Clement Desalle (Suzuki) fällt bis Saisonende aus

Von Thoralf Abgarjan
Motocross-WM MXGP
Clement Desalle (25) wird die Saison wahrscheinlich nicht beenden können. Nun muss Kevin Strijbos (22) im Suzuki-Werksteam die Stellung halten

Clement Desalle (25) wird die Saison wahrscheinlich nicht beenden können. Nun muss Kevin Strijbos (22) im Suzuki-Werksteam die Stellung halten

Bereits in Italien hatte sich Desalle einen Kahnbeinbruch zugezogen, der zunächst unentdeckt geblieben war und mit dem er sogar den Deutschland-GP gewann. Desalle geriet in Trainingsrückstand und nimmt sich eine Auszeit.
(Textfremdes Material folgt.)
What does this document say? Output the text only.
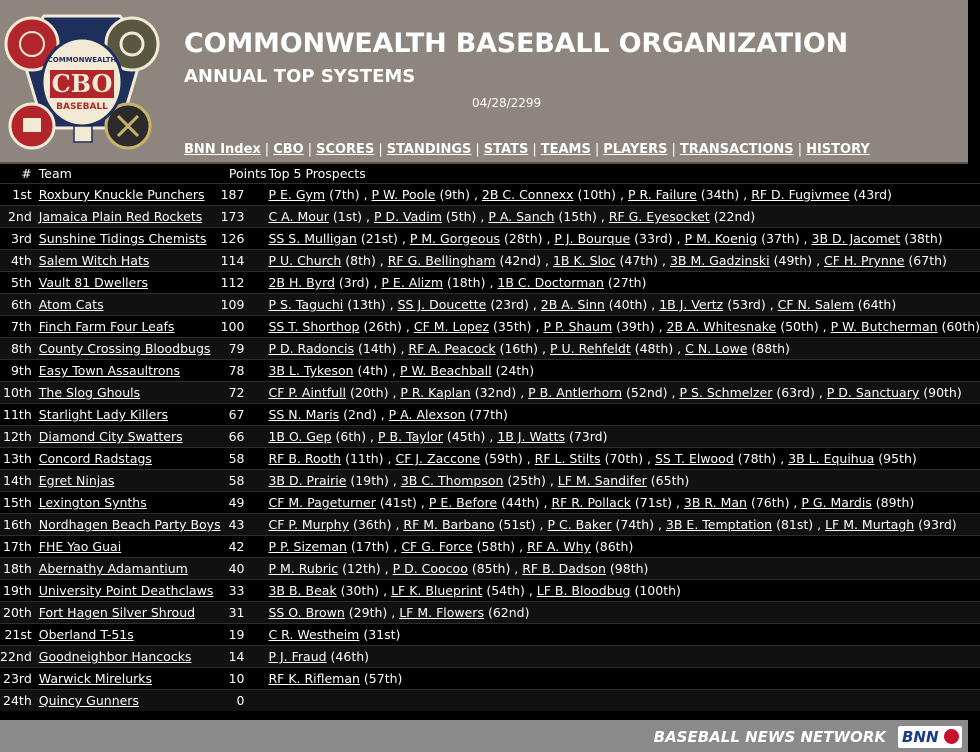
CBO
COMMONWEALTH
BASEBALL
COMMONWEALTH BASEBALL ORGANIZATION
ANNUAL TOP SYSTEMS
04/28/2299
BNN Index | CBO | SCORES | STANDINGS | STATS | TEAMS | PLAYERS | TRANSACTIONS | HISTORY
#	Team	Points	Top 5 Prospects
1st	Roxbury Knuckle Punchers	187	P E. Gym (7th) , P W. Poole (9th) , 2B C. Connexx (10th) , P R. Failure (34th) , RF D. Fugivmee (43rd)
2nd	Jamaica Plain Red Rockets	173	C A. Mour (1st) , P D. Vadim (5th) , P A. Sanch (15th) , RF G. Eyesocket (22nd)
3rd	Sunshine Tidings Chemists	126	SS S. Mulligan (21st) , P M. Gorgeous (28th) , P J. Bourque (33rd) , P M. Koenig (37th) , 3B D. Jacomet (38th)
4th	Salem Witch Hats	114	P U. Church (8th) , RF G. Bellingham (42nd) , 1B K. Sloc (47th) , 3B M. Gadzinski (49th) , CF H. Prynne (67th)
5th	Vault 81 Dwellers	112	2B H. Byrd (3rd) , P E. Alizm (18th) , 1B C. Doctorman (27th)
6th	Atom Cats	109	P S. Taguchi (13th) , SS J. Doucette (23rd) , 2B A. Sinn (40th) , 1B J. Vertz (53rd) , CF N. Salem (64th)
7th	Finch Farm Four Leafs	100	SS T. Shorthop (26th) , CF M. Lopez (35th) , P P. Shaum (39th) , 2B A. Whitesnake (50th) , P W. Butcherman (60th)
8th	County Crossing Bloodbugs	79	P D. Radoncis (14th) , RF A. Peacock (16th) , P U. Rehfeldt (48th) , C N. Lowe (88th)
9th	Easy Town Assaultrons	78	3B L. Tykeson (4th) , P W. Beachball (24th)
10th	The Slog Ghouls	72	CF P. Aintfull (20th) , P R. Kaplan (32nd) , P B. Antlerhorn (52nd) , P S. Schmelzer (63rd) , P D. Sanctuary (90th)
11th	Starlight Lady Killers	67	SS N. Maris (2nd) , P A. Alexson (77th)
12th	Diamond City Swatters	66	1B O. Gep (6th) , P B. Taylor (45th) , 1B J. Watts (73rd)
13th	Concord Radstags	58	RF B. Rooth (11th) , CF J. Zaccone (59th) , RF L. Stilts (70th) , SS T. Elwood (78th) , 3B L. Equihua (95th)
14th	Egret Ninjas	58	3B D. Prairie (19th) , 3B C. Thompson (25th) , LF M. Sandifer (65th)
15th	Lexington Synths	49	CF M. Pageturner (41st) , P E. Before (44th) , RF R. Pollack (71st) , 3B R. Man (76th) , P G. Mardis (89th)
16th	Nordhagen Beach Party Boys	43	CF P. Murphy (36th) , RF M. Barbano (51st) , P C. Baker (74th) , 3B E. Temptation (81st) , LF M. Murtagh (93rd)
17th	FHE Yao Guai	42	P P. Sizeman (17th) , CF G. Force (58th) , RF A. Why (86th)
18th	Abernathy Adamantium	40	P M. Rubric (12th) , P D. Coocoo (85th) , RF B. Dadson (98th)
19th	University Point Deathclaws	33	3B B. Beak (30th) , LF K. Blueprint (54th) , LF B. Bloodbug (100th)
20th	Fort Hagen Silver Shroud	31	SS O. Brown (29th) , LF M. Flowers (62nd)
21st	Oberland T-51s	19	C R. Westheim (31st)
22nd	Goodneighbor Hancocks	14	P J. Fraud (46th)
23rd	Warwick Mirelurks	10	RF K. Rifleman (57th)
24th	Quincy Gunners	0	
BASEBALL NEWS NETWORK BNN
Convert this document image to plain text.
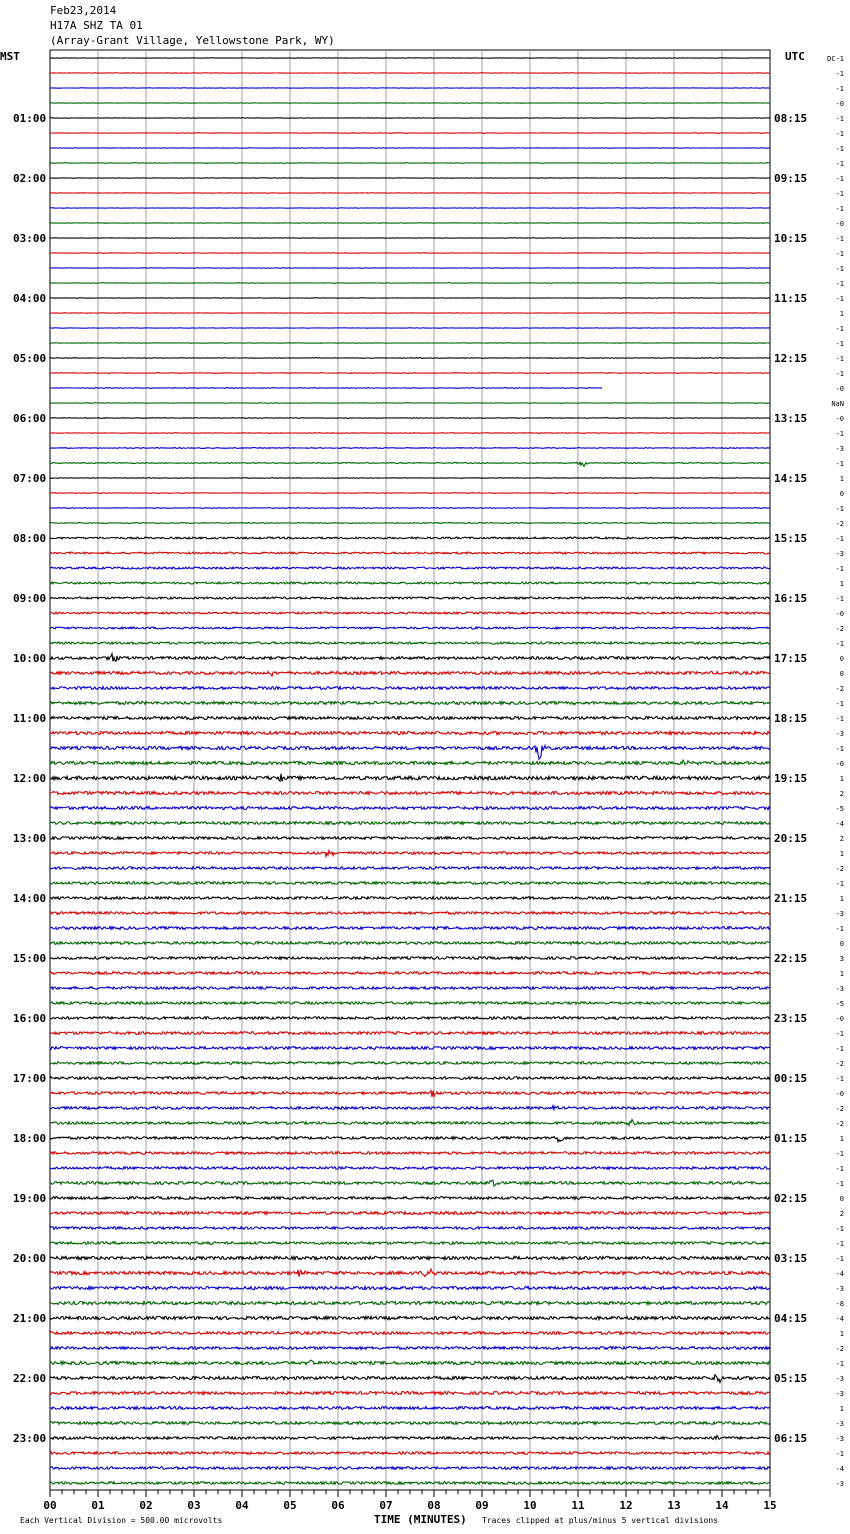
Feb23,2014
H17A SHZ TA 01
(Array-Grant Village, Yellowstone Park, WY)
01:00
02:00
03:00
04:00
05:00
06:00
07:00
08:00
09:00
10:00
11:00
12:00
13:00
14:00
15:00
16:00
17:00
18:00
19:00
20:00
21:00
22:00
23:00
08:15
09:15
10:15
11:15
12:15
13:15
14:15
15:15
16:15
17:15
18:15
19:15
20:15
21:15
22:15
23:15
00:15
01:15
02:15
03:15
04:15
05:15
06:15
DC-1
-1
-1
-0
-1
-1
-1
-1
-1
-1
-1
-0
-1
-1
-1
-1
-1
1
-1
-1
-1
-1
-0
NaN
-0
-1
-3
-1
1
0
-1
-2
-1
-3
-1
1
-1
-0
-2
-1
0
0
-2
-1
-1
-3
-1
-0
1
2
-5
-4
2
1
-2
-1
1
-3
-1
0
3
1
-3
-5
-0
-1
-1
-2
-1
-0
-2
-2
1
-1
-1
-1
0
2
-1
-1
-1
-4
-3
-8
-4
1
-2
-1
-3
-3
1
-3
-3
-1
-4
-3
00	01	02	03	04	05	06	07	08	09	10	11	12	13	14	15
MST	UTC
Each Vertical Division = 500.00 microvolts	TIME (MINUTES) Traces clipped at plus/minus 5 vertical divisions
Die Rückkehr von Clement Desalle in die WM begann mit einem Crash beim Qualifikationsrennen am Samstag, bei dem Steven Frossard die Linie des Belgiers kreuzte und beide Piloten stürzten.

Die Szene wiederholte sich fast identisch am Sonntag in MXGP-Lauf 2. Diesmal von Frossard abgeschossen: Max Nagl, der sich ebenfalls über Frossards Aktion verwundert zeigte

Desalle zog sich bei diesem Crash keine weitere Verletzung zu. In Lauf 1 von Loket führte der Rückkehrer dann sogar drei Runden lang, wurde aber dann bis auf Rang 7 durchgereicht.

Am Start zu Lauf 2 erschien der Suzuki-Werksfahrer nicht mehr. Was war geschehen?

Das Team entschied nach einem Meeting, dass es besser ist, die in Maggiora zugezogene Verletzung ausheilen zu lassen. Es hatte sich im Nachinein herausgestellt, dass das linke Kahnbein angebrochen war.

«Ich brauche eine Auszeit, damit sich das  angeschlagene Handgelenk stabilisiert», erklärt der Belgier und fährt fort: «Es gibt verschiedene Wege zur Heilung eines Kahnbeinbruchs, aber ich möchte einen operativen Eingriff vermeiden. Es hat sich nun erst herausgestellt, dass ich nach dem Crash in Maggiora doch einen Bruch hatte, der zuvor in den Scans unentdeckt geblieben war. Ich bin trotzdem gefahren und habe eine Woche später in Deutschland sogar gewonnen.»

Trotzdem litt Desalle weiterhin unter Schmerzen und ließ sich erneut untersuchen: «Nach dem Rennen in Teutschenthal habe ich mich einer weiteren Untersuchung unterzogen. Dabei wurde der Bruch entdeckt. Ich konnte kaum glauben, dass ich mit einem Bruch im Handgelenk überhaupt fahren konnte. Der nächste große Crash folgte in Schweden. Seit dem Rennen in Italien hatte mein Handgelenk derart geschmerzt, dass ich danach kaum noch trainieren konnte.»

Dann kam die Rückkehr in Loket mit der «Welcome-Back-Message» von Frossard im Rambo-Stil, Führung in Lauf 1 und danach Leistungseinbruch. So wollte Desalle die Saison nicht beenden.

Desalle resümiert: «Im ersten Lauf habe ich gemerkt, dass meine Kondition nicht ausreichte. Ich werde nun nicht weiter antreten und die Verletzung ausheilen lassen. Ich weiss noch nicht, wie lange es dauern wird, aber im Moment kann ich mir nicht vorstellen, dass ich diese Saison fortsetzen und beenden werde.»